RUSTIGAZZO 1Sam 18,6-9;19,1-7 Mc 3,7-12

La preghiera dei salmi è il nutrimento quotidiano per la vita e il ministero di un sacerdote, e dopo il Concilio sempre di più anche per i laici, oltre che per i consacrati. La Chiesa, attraverso la preghiera liturgica affidata ai sacerdoti come parte del loro ministero, consegna con questo compito anche un dono: lo scorrere del tempo è scandito dalla preghiera dei salmi che sono essi stessi Parola di Dio. Il vissuto esistenziale e pastorale è così tessuto nell’intreccio con la preghiera di Gesù e della Chiesa.

Ho ricordato questo perché, leggendo il salmo 55 che la Liturgia odierna ci ha fatto pregare in forma responsoriale, vi è risuonata la vita di d. Sante e ci ha messo sulle labbra l’invocazione che in questo momento preghiamo per lui e con lui: “In Dio confido, non avrò timore”. Don Sante è stato chiamato nella notte, in quel sonno a cui si era abbandonato con le parole del vecchio Simeone: “Ora lascia, o Signore, che il tuo servo vada in pace secondo la tua parola (…)”. Sono le parole del cantico evangelico con il quale si conclude una giornata, le parole che ci congedano dal giorno che volge al suo termine. E ora, concludendo il grande giorno della sua esistenza terrena, possiamo dire con d. Sante: “In Dio confido”.

Con il salmista abbiamo ritrovato le ragioni di questa confidenza: “I passi del mio vagare tu li hai contati”. In questa confessione di fede c’è tanta speranza: nessun passo della vita, nessun passo del nostro vagare va perduto. Il nostro d. Sante ha conosciuto il vagare, geografico, religioso, esistenziale. Ci è stato ricordato all’inizio della Messa quello che dal Veneto lo ha condotto in Piemonte, con la famiglia; l’approdo a Piacenza avvenuto dopo un tempo trascorso tra i Servi di Maria; i passi del suo servizio qui a Rustigazzo. Sappiamo che dopo il suo servizio in questa parrocchia si è ritirato al Cerati. Ma nessun passo è ignorato dal Signore, ognuno è stato contato, nel suo valore. Parole che ci confermano che il Signore c’era, era accanto, affiancato ai suoi passi. Non sempre ci sono chiari i sentieri sui quali siamo condotti, ma è sicuramente motivo di grande consolazione la certezza che non siamo in balìa di noi stessi. Se le App nel nostro smartphone oggi misurano la quantità dei passi che facciamo in una giornata, il Signore registra la qualità di quei passi, la direzione, la carica di passione presente in ogni passo, anche il più piccolo e abituale. Conosce anche i passi che non siamo riusciti a fare e quelli che, per la salute o per l’età, ci sono stati impediti. Con sofferenza.

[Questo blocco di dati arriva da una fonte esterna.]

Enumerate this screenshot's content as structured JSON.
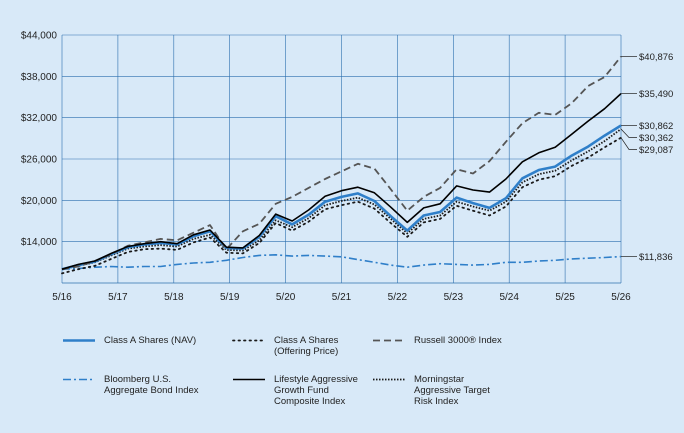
{
  "chart_data": {
    "type": "line",
    "x_ticks": [
      "5/16",
      "5/17",
      "5/18",
      "5/19",
      "5/20",
      "5/21",
      "5/22",
      "5/23",
      "5/24",
      "5/25",
      "5/26"
    ],
    "y_ticks": [
      "$14,000",
      "$20,000",
      "$26,000",
      "$32,000",
      "$38,000",
      "$44,000"
    ],
    "ylim": [
      8000,
      44000
    ],
    "grid": true,
    "legend_placement": "bottom",
    "series": [
      {
        "key": "class_a_nav",
        "name": "Class A Shares (NAV)",
        "color": "#2f7fc9",
        "style": "solid-thick",
        "end_label": "$30,862",
        "values": [
          10000,
          10600,
          11100,
          12200,
          13200,
          13600,
          13800,
          13600,
          14800,
          15500,
          13100,
          13000,
          14700,
          17700,
          16500,
          17900,
          19800,
          20500,
          21000,
          19900,
          17700,
          15600,
          17800,
          18300,
          20400,
          19600,
          18900,
          20300,
          23200,
          24400,
          24900,
          26500,
          27800,
          29400,
          30862
        ]
      },
      {
        "key": "class_a_offer",
        "name": "Class A Shares (Offering Price)",
        "color": "#1a1a1a",
        "style": "dotted",
        "end_label": "$29,087",
        "values": [
          9400,
          10000,
          10500,
          11500,
          12500,
          12900,
          13000,
          12800,
          13900,
          14600,
          12400,
          12300,
          13800,
          16700,
          15600,
          16900,
          18700,
          19300,
          19800,
          18800,
          16700,
          14700,
          16800,
          17300,
          19200,
          18500,
          17800,
          19100,
          21900,
          23000,
          23500,
          25000,
          26200,
          27700,
          29087
        ]
      },
      {
        "key": "russell",
        "name": "Russell 3000® Index",
        "color": "#555555",
        "style": "dashed",
        "end_label": "$40,876",
        "values": [
          10000,
          10400,
          11200,
          12200,
          13400,
          13900,
          14400,
          14200,
          15300,
          16400,
          12900,
          15500,
          16600,
          19500,
          20500,
          21800,
          23100,
          24200,
          25300,
          24600,
          21600,
          18500,
          20500,
          21800,
          24500,
          23900,
          25700,
          28500,
          31200,
          32700,
          32400,
          34100,
          36600,
          37900,
          40876
        ]
      },
      {
        "key": "bond",
        "name": "Bloomberg U.S. Aggregate Bond Index",
        "color": "#2f7fc9",
        "style": "dashdot",
        "end_label": "$11,836",
        "values": [
          10000,
          10100,
          10300,
          10400,
          10300,
          10400,
          10400,
          10700,
          10900,
          11000,
          11300,
          11700,
          12000,
          12100,
          11900,
          12000,
          11900,
          11800,
          11400,
          11000,
          10600,
          10300,
          10600,
          10800,
          10700,
          10600,
          10700,
          11000,
          11000,
          11200,
          11300,
          11500,
          11600,
          11700,
          11836
        ]
      },
      {
        "key": "lifestyle",
        "name": "Lifestyle Aggressive Growth Fund Composite Index",
        "color": "#000000",
        "style": "solid",
        "end_label": "$35,490",
        "values": [
          10000,
          10700,
          11200,
          12300,
          13300,
          13700,
          14000,
          13700,
          15000,
          15700,
          13200,
          13100,
          14900,
          18000,
          17000,
          18600,
          20600,
          21400,
          21900,
          21100,
          19000,
          16800,
          18900,
          19500,
          22100,
          21500,
          21200,
          23100,
          25600,
          26900,
          27700,
          29600,
          31500,
          33300,
          35490
        ]
      },
      {
        "key": "morningstar",
        "name": "Morningstar Aggressive Target Risk Index",
        "color": "#1a1a1a",
        "style": "densedot",
        "end_label": "$30,362",
        "values": [
          10000,
          10500,
          11000,
          12000,
          13000,
          13300,
          13500,
          13300,
          14400,
          15000,
          12800,
          12700,
          14200,
          17100,
          16100,
          17400,
          19300,
          19900,
          20400,
          19400,
          17300,
          15200,
          17300,
          17800,
          19800,
          19100,
          18500,
          19800,
          22600,
          23800,
          24300,
          25800,
          27100,
          28600,
          30362
        ]
      }
    ]
  },
  "legend": [
    {
      "key": "class_a_nav",
      "label": "Class A Shares (NAV)"
    },
    {
      "key": "class_a_offer",
      "label": "Class A Shares\n(Offering Price)"
    },
    {
      "key": "russell",
      "label": "Russell 3000® Index"
    },
    {
      "key": "bond",
      "label": "Bloomberg U.S.\nAggregate Bond Index"
    },
    {
      "key": "lifestyle",
      "label": "Lifestyle Aggressive\nGrowth Fund\nComposite Index"
    },
    {
      "key": "morningstar",
      "label": "Morningstar\nAggressive Target\nRisk Index"
    }
  ]
}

Nel tuo otre raccogli le mie lacrime: non sono forse scritte nel tuo libro?”. Per il passato forse si è insistito troppo sul fatto che Dio scrive nel suo libro tutte le nostre azioni. Una sorta di registro in vista di un giudizio severo e inappellabile. Nel salmo invece abbiamo descritto il volto di un Dio che non lascia cadere invano le nostre lacrime, che sono scritte, fissate, perché troppo preziose ai suoi occhi, sono parte della nostra esistenza. Ci dice che non conosciamo veramente chi siamo se non attraverso le nostre lacrime. Quelle di dolore come quelle di gioia. C’è in questo versetto del salmo tutta la tenerezza del Dio che ora d. Sante incontrerà e nel quale può veramente confidare (“Questo io so: che Dio è per me”). Don Sante ha potuto sperimentare, penso per il tempo che l’ho conosciuto al Cerati, la presenza del Signore in tanti gesti di cura che l’hanno accompagnato. Più passano gli anni e più abbiamo bisogno di qualcuno che venga incontro alla nostra debolezza, allora dovremmo ripeterci continuamente: “Dio è per me”. Lo è nei tanti quotidiani gesti di cura di chi ci sta vicino.

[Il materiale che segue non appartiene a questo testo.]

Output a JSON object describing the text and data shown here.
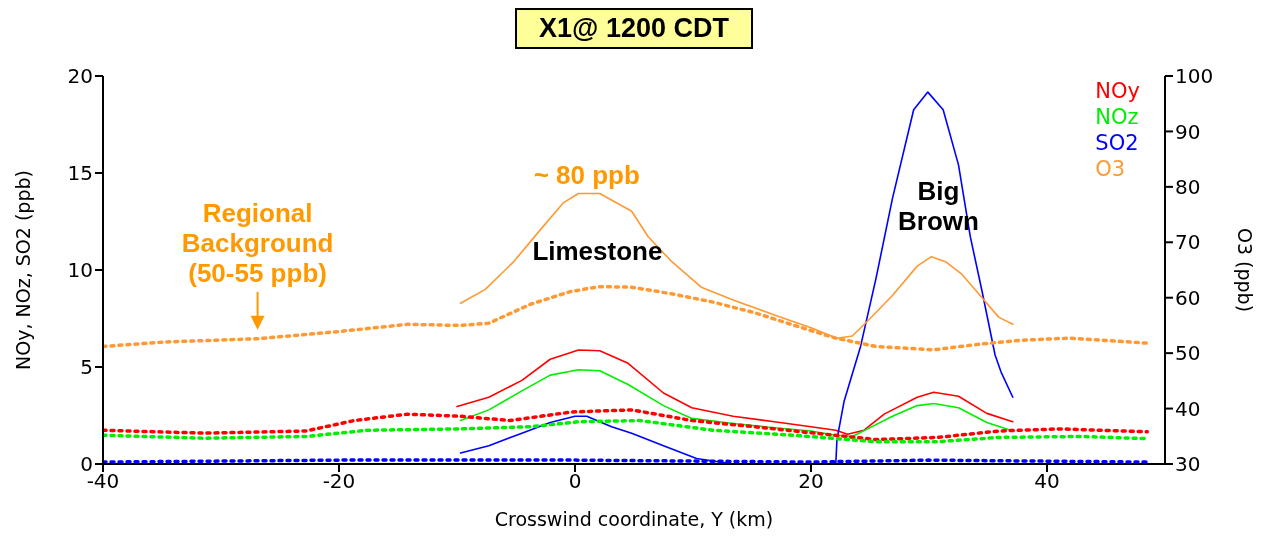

E ora, con le parole con cui termina il salmo, d. Sante si congeda da noi per presentarsi al Signore nelle cui mani ha posto la sua vita: “Manterrò, o Dio, i voti che ti ho fatto: ti renderò azioni di grazie”. Il mantenere fede alle promesse a Dio attraversa tutt’intera la nostra esistenza. Così vogliamo pensare in questo momento il nostro caro d. Sante, avvolto in un grande rendimento di grazie per quell’Amore che lo ha mosso verso la consacrazione della sua persona all’Amore sperimentato. Tra le braccia di Maria, colei che è stata nella sua vita religiosa, come pure tra voi, sostegno e riferimento per pensarsi come rendimento di grazie, unendosi ogni giorno al suo Magnificat.